After years of inactivity, the real estate sector in India is undergoing some significant changes that are all set to enhance the growth of this industry. In keeping with the development of better policies and regulations for ensuring high quality and profitable real estate development for investors, the Securities and Exchange Board of India has come up with an innovative investment procedure that will enable the general public to invest in common units of income-generating properties. The scheme is based on creating “Real Estate Investment Trusts”, which will be empowered to own and manage properties that have already been developed and are capable of generating income.

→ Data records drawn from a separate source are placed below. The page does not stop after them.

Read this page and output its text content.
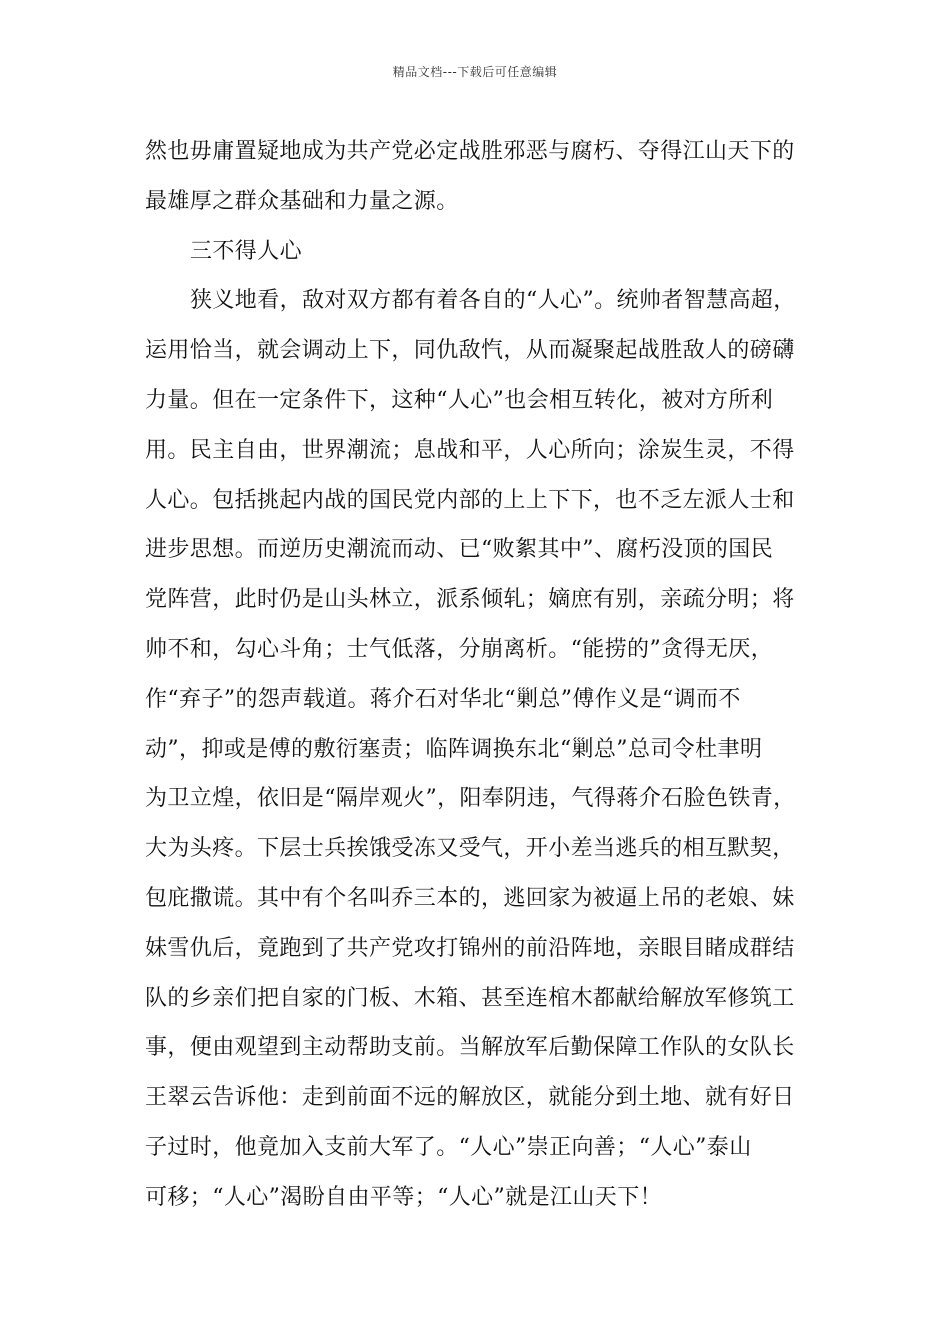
精品文档---下载后可任意编辑
然也毋庸置疑地成为共产党必定战胜邪恶与腐朽、夺得江山天下的
最雄厚之群众基础和力量之源。
三不得人心
狭义地看，敌对双方都有着各自的“人心”。统帅者智慧高超，
运用恰当，就会调动上下，同仇敌忾，从而凝聚起战胜敌人的磅礴
力量。但在一定条件下，这种“人心”也会相互转化，被对方所利
用。民主自由，世界潮流；息战和平，人心所向；涂炭生灵，不得
人心。包括挑起内战的国民党内部的上上下下，也不乏左派人士和
进步思想。而逆历史潮流而动、已“败絮其中”、腐朽没顶的国民
党阵营，此时仍是山头林立，派系倾轧；嫡庶有别，亲疏分明；将
帅不和，勾心斗角；士气低落，分崩离析。“能捞的”贪得无厌，
作“弃子”的怨声载道。蒋介石对华北“剿总”傅作义是“调而不
动”，抑或是傅的敷衍塞责；临阵调换东北“剿总”总司令杜聿明
为卫立煌，依旧是“隔岸观火”，阳奉阴违，气得蒋介石脸色铁青，
大为头疼。下层士兵挨饿受冻又受气，开小差当逃兵的相互默契，
包庇撒谎。其中有个名叫乔三本的，逃回家为被逼上吊的老娘、妹
妹雪仇后，竟跑到了共产党攻打锦州的前沿阵地，亲眼目睹成群结
队的乡亲们把自家的门板、木箱、甚至连棺木都献给解放军修筑工
事，便由观望到主动帮助支前。当解放军后勤保障工作队的女队长
王翠云告诉他：走到前面不远的解放区，就能分到土地、就有好日
子过时，他竟加入支前大军了。“人心”崇正向善；“人心”泰山
可移；“人心”渴盼自由平等；“人心”就是江山天下！
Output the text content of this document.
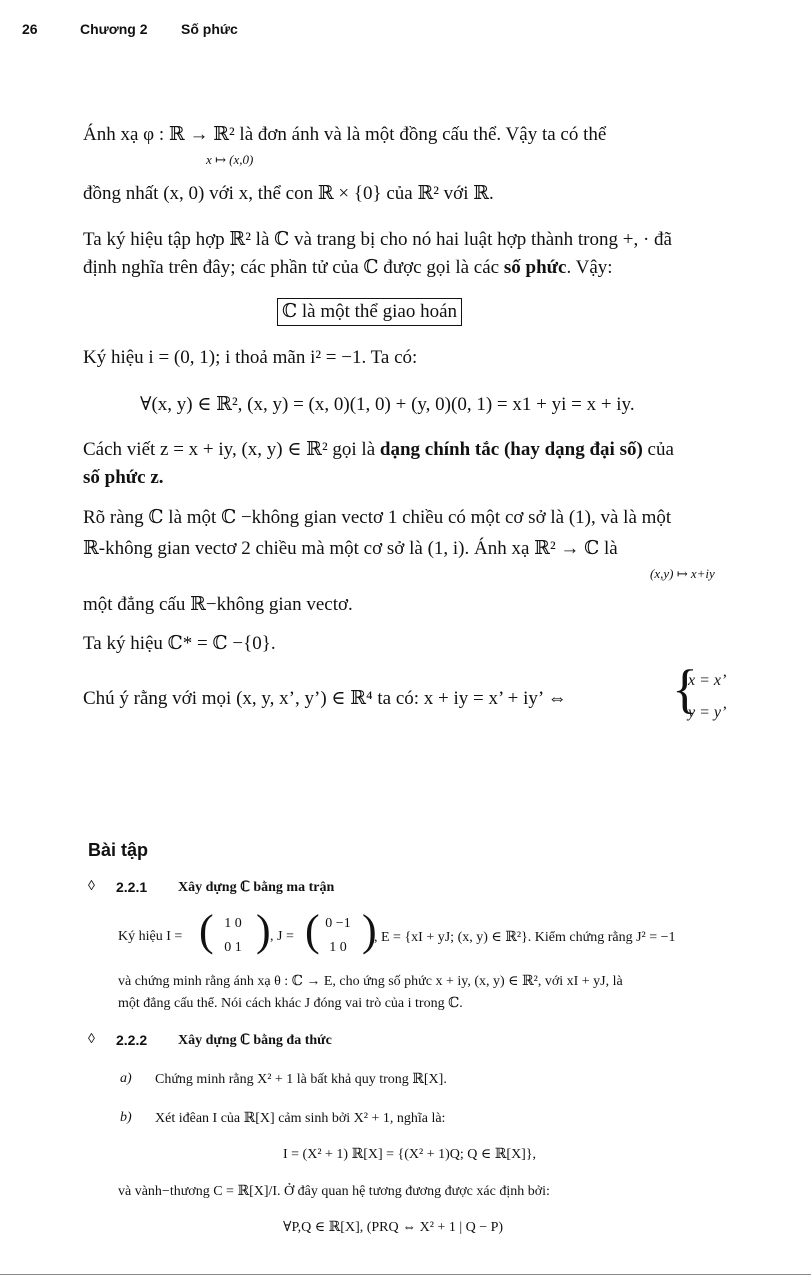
26	Chương 2 Số phức
Ánh xạ φ : ℝ → ℝ² là đơn ánh và là một đồng cấu thể. Vậy ta có thể
x ↦ (x,0)
đồng nhất (x, 0) với x, thể con ℝ × {0} của ℝ² với ℝ.
Ta ký hiệu tập hợp ℝ² là ℂ và trang bị cho nó hai luật hợp thành trong +, · đã
định nghĩa trên đây; các phần tử của ℂ được gọi là các số phức. Vậy:
ℂ là một thể giao hoán
Ký hiệu i = (0, 1); i thoả mãn i² = −1. Ta có:
∀(x, y) ∈ ℝ², (x, y) = (x, 0)(1, 0) + (y, 0)(0, 1) = x1 + yi = x + iy.
Cách viết z = x + iy, (x, y) ∈ ℝ² gọi là dạng chính tắc (hay dạng đại số) của
số phức z.
Rõ ràng ℂ là một ℂ −không gian vectơ 1 chiều có một cơ sở là (1), và là một
ℝ-không gian vectơ 2 chiều mà một cơ sở là (1, i). Ánh xạ ℝ² → ℂ là
(x,y) ↦ x+iy
một đẳng cấu ℝ−không gian vectơ.
Ta ký hiệu ℂ* = ℂ −{0}.
Chú ý rằng với mọi (x, y, x’, y’) ∈ ℝ⁴ ta có: x + iy = x’ + iy’ ⇔ {
x = x’
y = y’
Bài tập
◊ 2.2.1 Xây dựng ℂ bằng ma trận
Ký hiệu I = ( 1 0
0 1 ) , J = ( 0 −1
1 0 )
, E = {xI + yJ; (x, y) ∈ ℝ²}. Kiểm chứng rằng J² = −1
và chứng minh rằng ánh xạ θ : ℂ → E, cho ứng số phức x + iy, (x, y) ∈ ℝ², với xI + yJ, là
một đẳng cấu thể. Nói cách khác J đóng vai trò của i trong ℂ.
◊ 2.2.2 Xây dựng ℂ bằng đa thức
a) Chứng minh rằng X² + 1 là bất khả quy trong ℝ[X].
b) Xét iđêan I của ℝ[X] cảm sinh bởi X² + 1, nghĩa là:
I = (X² + 1) ℝ[X] = {(X² + 1)Q; Q ∈ ℝ[X]},
và vành−thương C = ℝ[X]/I. Ở đây quan hệ tương đương được xác định bởi:
∀P,Q ∈ ℝ[X], (PRQ ⇔ X² + 1 | Q − P)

REIT scheme has been in the pipeline for quite a while now as SEBI had earlier planned to introduce the scheme in 2008 itself. However, it was only in August 2014 that the long–pending proposal got final approval from the SEBI board clearing the way for Indian developers and financial institutions to set up the investment trusts. Before you start exploring your options and benefits under the new scheme, let’s take a look at what the scheme actually has to offer.
Prominent Features Of REIT Schemes.
If you follow the international real estate market, you must already be aware of the existence of REIT systems in countries such as Australia, USA and Singapore. You might also be unaware of the fact that SEBI has recently established the norms that would govern the functioning of the REITs. The main highlights of the same are listed below.

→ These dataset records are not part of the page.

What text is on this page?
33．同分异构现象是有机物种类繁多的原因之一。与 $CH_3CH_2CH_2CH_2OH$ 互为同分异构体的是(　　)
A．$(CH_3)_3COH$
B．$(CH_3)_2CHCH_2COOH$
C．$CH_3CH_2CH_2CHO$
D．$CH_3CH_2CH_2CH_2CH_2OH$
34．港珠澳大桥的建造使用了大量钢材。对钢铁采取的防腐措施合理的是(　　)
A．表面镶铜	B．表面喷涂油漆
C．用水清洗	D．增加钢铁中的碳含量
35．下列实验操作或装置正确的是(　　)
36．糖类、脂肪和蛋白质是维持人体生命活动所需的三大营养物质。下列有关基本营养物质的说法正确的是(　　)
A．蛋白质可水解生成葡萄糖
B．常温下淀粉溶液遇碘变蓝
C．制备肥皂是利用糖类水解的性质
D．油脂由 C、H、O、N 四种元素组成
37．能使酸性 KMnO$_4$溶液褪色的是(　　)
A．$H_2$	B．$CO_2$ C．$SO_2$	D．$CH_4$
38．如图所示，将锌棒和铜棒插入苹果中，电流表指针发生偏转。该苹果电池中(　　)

- The REITs will be registered as trusts with SEBI and will not be empowered to launch any schemes on their own.
- All REIT schemes will be strictly closed real estate investment procedures that will be initiated with the primary purpose of providing profits for unit holders.
- An REIT should hold at least 80% of its assets in properties, besides which it should have a minimum 50% controlling interest in share capital.
- An REIT can have a maximum of three sponsors each of whom can hold up to 5% while the collective holdings of the sponsors cannot exceed beyond 25% for at least three years from the date of listing.
- An REIT must necessarily invest a minimum of 80% of its assets in only properties that are complete and ready to generate revenue.
- In order to maintain the transparency in investments, REITs will have to go through an annual valuation, and they will be required to declare their and net asset values bi-annually besides updating their value after every six months.
- The REITs will be eligible to invest only in Indian assets and it is also proposed to keep vacant and agricultural lands beyond their reach.
- REITs can raise funds only through an initial offering, besides which the REIT units will have to be necessarily listed on the stock exchange.
- A REIT is required to invest in a minimum of two projects with the investments in a single project not going above 60%.
Expected Benefits Offered By REIT
The need for REIT like schemes has been felt by Indian real estate market for countless years now. With the scheme finally seeing the light of the day, it is believed to introduce internationally accepted funding practices in the Indian property market. Mentioned below are some of the major benefits that you can expect with the launch of REITs scheme.
- With the setting up of REITs cash-strapped developers with gain an easier access to funds while financial institutions and individuals with high-net worth will get better avenues for investment.
- With the provision for investment in developed properties only, it will ensure relatively safer investments as compared to investment in properties that are still being developed.
- REITs will not only provide an easier exit route for people interested in investing for a short term but also ensure them of a regular income.
- The returns generated by these trusts will be either from the rental income of developed properties or through capital gains on real estate, which in turn will help in increasing the depth of the Indian property market.
- It will help you to channelize your savings into the real estate sector in a regulated manner which in turn will ensure better returns with minimal risks.
- In case you are a real estate developer, setting up an REIT will enable you to commercialize your property and also provide you with additional liquidity.
- As an investor, you will be eligible to receive a share of the 90% of the REIT’s net distributable cash flows.
- Since REITs will use the investors money to buy real estate options, you as an investor are likely to receive the benefit of property price rise without facing the hurdles of buying and maintaining any property.
- It will ensure the maturity of the Indian real estate sector by minimizing individual speculation and enhancing professional investment and management.
Scope And Future OF REITs In Indian Real Estate Market
The launch of the REIT scheme has leased in new life into the choppy real estate market in India. With this asset-based investment option, real estate developers can now invest their money easily without feeling trapped in the plethora of regulatory approvals. Both developers and investors are considering the launch of this scheme to provide a major boost to the investors and revive the interest of both domestic and foreign investors.
The government is also encouraging real estate investment through REITs as is evident through its announcement about planning friendlier tax norms for the scheme. This has led to several financial institutions and real estate firms already initiating the process of setting up REITs. With diversified investment risks through a large pool of investment in multiple properties, most major banks are also favoring the scheme as it minimizes the chances of loss through funding of several projects. In view of these facts it would not be wrong to state that REITs are all set to revive the confidence of people related to the real estate investment in a direct or indirect manner and help enhance the growth of this sector in a significant manner.